Dysautonomia and EDS: When Your Nervous System Loses Its Footing
What Is Dysautonomia?
Dysautonomia is a broad term for dysfunction of the autonomic nervous system — the system that regulates your body's automatic functions including heart rate, blood pressure, digestion, breathing, temperature regulation, and sweating. When this system doesn't work properly, the effects can touch virtually every part of daily life.
POTS — postural orthostatic tachycardia syndrome — is the most commonly discussed form of dysautonomia in the EDS community. But dysautonomia encompasses a much wider spectrum of presentations. Not everyone with dysautonomia has a racing heart when they stand. Some people's primary experience is temperature dysregulation, inability to sweat normally, digestive motility issues, or dizziness without significant heart rate changes.
Why EDS and Dysautonomia Overlap
The autonomic nervous system itself depends on connective tissue for structural support. In EDS, where connective tissue is structurally compromised throughout the body, the nerves and vessels that carry autonomic signals can be affected. Additionally, the blood vessel walls in EDS are more extensible than normal — affecting how efficiently blood is distributed when the body changes position or temperature.
MCAS adds another layer of complexity. Mast cells are present throughout the autonomic nervous system, and when they are dysregulated they can directly affect the signals that control heart rate, blood pressure, temperature regulation, and gut motility.
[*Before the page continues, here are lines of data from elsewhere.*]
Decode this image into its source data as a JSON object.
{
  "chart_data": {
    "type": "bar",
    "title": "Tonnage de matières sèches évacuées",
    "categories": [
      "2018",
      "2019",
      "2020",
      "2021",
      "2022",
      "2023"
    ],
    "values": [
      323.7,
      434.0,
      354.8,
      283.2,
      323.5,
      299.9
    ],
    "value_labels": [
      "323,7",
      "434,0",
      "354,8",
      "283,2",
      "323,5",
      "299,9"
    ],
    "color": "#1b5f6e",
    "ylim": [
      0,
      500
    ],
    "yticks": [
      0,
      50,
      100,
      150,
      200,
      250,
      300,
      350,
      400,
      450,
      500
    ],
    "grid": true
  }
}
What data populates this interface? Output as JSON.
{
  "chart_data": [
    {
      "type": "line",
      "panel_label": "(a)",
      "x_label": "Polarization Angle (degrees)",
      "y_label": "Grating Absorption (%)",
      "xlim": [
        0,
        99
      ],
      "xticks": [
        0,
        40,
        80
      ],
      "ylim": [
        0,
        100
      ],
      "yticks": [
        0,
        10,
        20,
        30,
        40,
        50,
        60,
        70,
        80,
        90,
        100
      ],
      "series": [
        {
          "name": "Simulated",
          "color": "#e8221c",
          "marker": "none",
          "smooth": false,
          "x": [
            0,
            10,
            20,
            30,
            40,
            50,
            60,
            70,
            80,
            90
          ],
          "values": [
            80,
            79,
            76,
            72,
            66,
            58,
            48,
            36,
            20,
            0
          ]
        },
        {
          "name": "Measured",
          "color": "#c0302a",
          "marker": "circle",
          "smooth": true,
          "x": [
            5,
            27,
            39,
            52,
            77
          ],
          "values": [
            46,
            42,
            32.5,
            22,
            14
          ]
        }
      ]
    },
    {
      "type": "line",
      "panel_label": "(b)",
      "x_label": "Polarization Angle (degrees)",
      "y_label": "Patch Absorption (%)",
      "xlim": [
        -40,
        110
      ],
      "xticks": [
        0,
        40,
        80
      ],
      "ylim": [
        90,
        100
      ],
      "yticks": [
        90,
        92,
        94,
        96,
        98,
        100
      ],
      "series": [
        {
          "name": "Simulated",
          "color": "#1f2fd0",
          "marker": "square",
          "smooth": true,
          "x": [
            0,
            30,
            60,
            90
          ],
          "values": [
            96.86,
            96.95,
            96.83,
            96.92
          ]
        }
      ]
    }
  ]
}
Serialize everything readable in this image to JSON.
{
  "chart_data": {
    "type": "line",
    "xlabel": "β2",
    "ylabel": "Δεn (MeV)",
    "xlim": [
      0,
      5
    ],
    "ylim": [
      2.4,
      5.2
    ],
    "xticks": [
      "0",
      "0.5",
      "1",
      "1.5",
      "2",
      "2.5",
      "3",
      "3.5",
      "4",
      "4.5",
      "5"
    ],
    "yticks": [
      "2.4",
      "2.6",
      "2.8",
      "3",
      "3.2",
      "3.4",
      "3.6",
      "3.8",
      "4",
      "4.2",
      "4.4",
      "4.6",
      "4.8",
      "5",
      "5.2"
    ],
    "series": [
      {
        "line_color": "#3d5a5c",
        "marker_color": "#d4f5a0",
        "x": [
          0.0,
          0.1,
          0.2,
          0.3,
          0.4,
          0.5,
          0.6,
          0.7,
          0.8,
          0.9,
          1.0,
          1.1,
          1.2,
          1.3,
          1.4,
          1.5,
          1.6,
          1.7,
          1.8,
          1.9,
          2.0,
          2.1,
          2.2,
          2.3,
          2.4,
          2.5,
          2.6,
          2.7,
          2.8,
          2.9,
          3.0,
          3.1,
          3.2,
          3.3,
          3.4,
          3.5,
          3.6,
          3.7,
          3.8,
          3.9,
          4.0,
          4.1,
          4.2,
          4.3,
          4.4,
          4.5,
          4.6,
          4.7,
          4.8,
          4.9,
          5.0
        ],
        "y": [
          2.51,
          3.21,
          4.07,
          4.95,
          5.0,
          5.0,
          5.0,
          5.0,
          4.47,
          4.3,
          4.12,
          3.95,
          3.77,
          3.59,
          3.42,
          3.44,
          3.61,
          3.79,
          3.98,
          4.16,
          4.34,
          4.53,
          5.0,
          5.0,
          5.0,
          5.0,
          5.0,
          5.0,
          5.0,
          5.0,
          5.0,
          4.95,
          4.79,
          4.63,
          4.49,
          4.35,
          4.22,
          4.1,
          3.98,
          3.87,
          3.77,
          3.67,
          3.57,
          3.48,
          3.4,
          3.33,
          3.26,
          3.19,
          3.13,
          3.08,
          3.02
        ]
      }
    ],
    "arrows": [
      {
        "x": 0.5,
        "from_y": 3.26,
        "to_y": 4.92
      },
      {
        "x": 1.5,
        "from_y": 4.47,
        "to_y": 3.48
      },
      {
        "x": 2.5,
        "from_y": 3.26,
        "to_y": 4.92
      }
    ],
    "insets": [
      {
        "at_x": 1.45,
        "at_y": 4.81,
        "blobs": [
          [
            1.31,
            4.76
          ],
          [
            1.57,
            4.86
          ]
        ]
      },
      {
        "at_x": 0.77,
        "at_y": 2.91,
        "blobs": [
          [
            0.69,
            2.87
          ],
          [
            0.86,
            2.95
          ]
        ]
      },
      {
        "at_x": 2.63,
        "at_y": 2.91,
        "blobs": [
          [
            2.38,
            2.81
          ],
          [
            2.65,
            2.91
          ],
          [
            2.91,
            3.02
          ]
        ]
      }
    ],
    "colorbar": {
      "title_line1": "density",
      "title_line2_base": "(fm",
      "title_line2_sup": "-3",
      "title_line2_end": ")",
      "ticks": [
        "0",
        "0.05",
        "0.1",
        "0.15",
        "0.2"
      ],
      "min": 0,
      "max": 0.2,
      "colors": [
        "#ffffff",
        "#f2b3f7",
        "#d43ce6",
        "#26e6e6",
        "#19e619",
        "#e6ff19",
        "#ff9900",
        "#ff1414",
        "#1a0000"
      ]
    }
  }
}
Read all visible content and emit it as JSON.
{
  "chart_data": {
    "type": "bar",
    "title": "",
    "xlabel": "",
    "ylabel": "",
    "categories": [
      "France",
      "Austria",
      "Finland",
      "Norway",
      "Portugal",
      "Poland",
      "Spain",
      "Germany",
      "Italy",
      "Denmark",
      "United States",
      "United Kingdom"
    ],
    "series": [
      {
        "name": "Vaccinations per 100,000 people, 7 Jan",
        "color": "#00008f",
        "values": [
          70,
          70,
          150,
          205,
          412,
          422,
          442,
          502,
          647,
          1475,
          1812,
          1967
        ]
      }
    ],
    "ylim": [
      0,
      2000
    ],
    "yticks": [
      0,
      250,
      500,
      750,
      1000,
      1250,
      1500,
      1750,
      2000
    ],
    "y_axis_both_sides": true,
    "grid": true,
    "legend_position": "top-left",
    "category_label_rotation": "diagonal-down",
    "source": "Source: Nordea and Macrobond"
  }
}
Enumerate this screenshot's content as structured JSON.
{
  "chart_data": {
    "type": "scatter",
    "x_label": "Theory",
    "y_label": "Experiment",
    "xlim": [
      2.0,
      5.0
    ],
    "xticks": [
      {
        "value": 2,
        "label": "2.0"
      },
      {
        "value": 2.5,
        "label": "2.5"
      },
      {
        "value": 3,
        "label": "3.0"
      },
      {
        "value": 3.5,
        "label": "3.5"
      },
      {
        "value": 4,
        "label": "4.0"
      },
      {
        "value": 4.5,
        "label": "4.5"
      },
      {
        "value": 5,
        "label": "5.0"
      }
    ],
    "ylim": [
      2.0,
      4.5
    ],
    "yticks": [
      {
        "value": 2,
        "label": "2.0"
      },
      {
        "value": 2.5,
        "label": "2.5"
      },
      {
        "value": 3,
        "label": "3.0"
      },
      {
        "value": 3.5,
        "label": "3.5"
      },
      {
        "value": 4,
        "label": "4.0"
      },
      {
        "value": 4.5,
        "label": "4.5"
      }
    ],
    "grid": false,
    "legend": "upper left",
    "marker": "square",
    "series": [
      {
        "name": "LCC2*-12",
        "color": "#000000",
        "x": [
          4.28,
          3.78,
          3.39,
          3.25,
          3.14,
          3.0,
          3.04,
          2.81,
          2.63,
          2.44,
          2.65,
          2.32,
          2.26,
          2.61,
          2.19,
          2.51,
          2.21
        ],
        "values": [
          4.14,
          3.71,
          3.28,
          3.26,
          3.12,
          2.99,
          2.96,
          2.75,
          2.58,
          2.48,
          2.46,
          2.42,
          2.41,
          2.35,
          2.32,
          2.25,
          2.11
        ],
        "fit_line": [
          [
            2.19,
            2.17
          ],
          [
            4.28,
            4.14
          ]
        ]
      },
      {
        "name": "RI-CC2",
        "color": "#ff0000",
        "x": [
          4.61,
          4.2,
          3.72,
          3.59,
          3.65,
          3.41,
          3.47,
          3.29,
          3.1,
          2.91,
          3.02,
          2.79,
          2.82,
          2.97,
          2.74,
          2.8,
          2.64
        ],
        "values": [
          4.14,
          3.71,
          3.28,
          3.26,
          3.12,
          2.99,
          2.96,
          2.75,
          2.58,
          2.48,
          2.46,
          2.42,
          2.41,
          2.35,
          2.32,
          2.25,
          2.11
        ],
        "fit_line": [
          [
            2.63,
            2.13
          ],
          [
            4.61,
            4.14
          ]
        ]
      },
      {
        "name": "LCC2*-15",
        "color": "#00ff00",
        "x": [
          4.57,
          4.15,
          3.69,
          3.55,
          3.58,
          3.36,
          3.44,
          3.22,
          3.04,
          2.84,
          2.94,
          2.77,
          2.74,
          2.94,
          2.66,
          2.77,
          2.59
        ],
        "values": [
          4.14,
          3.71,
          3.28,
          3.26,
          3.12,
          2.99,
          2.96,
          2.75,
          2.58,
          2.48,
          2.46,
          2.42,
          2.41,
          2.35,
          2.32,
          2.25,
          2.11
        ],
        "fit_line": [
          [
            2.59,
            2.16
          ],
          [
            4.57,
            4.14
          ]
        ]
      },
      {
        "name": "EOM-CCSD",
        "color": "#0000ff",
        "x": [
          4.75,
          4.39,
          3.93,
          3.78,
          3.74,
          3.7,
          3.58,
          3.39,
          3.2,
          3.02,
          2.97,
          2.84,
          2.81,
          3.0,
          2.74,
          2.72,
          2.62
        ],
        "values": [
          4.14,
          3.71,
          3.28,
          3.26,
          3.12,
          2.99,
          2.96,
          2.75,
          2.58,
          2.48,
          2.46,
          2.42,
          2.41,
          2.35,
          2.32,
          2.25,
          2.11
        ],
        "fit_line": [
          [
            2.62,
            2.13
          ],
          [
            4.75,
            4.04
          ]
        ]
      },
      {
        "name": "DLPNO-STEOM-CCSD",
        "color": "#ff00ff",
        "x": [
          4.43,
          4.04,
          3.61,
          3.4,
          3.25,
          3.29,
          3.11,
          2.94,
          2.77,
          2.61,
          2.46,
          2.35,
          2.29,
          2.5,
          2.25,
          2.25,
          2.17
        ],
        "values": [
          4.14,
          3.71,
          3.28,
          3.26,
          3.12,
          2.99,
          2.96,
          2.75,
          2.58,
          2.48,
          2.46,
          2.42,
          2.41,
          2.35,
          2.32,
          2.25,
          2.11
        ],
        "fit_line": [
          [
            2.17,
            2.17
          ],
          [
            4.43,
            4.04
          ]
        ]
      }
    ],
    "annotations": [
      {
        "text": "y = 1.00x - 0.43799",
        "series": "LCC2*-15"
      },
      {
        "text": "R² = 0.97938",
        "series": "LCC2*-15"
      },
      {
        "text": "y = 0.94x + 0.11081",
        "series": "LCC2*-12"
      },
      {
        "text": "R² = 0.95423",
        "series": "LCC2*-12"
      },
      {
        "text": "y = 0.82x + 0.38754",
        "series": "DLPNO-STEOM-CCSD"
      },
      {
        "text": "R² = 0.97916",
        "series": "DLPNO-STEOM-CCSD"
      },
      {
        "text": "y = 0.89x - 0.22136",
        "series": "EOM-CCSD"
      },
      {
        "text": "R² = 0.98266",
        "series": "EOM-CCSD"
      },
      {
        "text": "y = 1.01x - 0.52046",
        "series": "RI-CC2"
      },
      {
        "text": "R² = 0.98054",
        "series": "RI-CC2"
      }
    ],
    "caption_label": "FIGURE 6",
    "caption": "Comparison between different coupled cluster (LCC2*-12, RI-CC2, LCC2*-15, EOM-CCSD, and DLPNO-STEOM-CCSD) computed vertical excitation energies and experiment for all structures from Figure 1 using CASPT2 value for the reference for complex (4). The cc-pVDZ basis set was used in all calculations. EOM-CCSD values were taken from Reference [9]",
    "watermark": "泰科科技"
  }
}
Addressing mast cell activation often produces meaningful improvement in autonomic symptoms — which is why treating the full triad matters rather than each condition in isolation.
Temperature Dysregulation — An Underrecognized Symptom
The inability to sweat normally — anhidrosis or hypohidrosis — is a form of autonomic dysfunction that receives far less attention than heart rate issues but can be equally disabling. Sweating is the body's primary cooling mechanism. When it doesn't work properly, even moderate heat exposure can become dangerous. This has particular implications for exercise, travel, and any activity in warm environments.
In people with EDS and MCAS, temperature changes can also trigger mast cell reactions — as with PMLE and sun sensitivity — creating a compounding effect where both autonomic dysregulation and immune response are occurring simultaneously in response to environmental temperature shifts.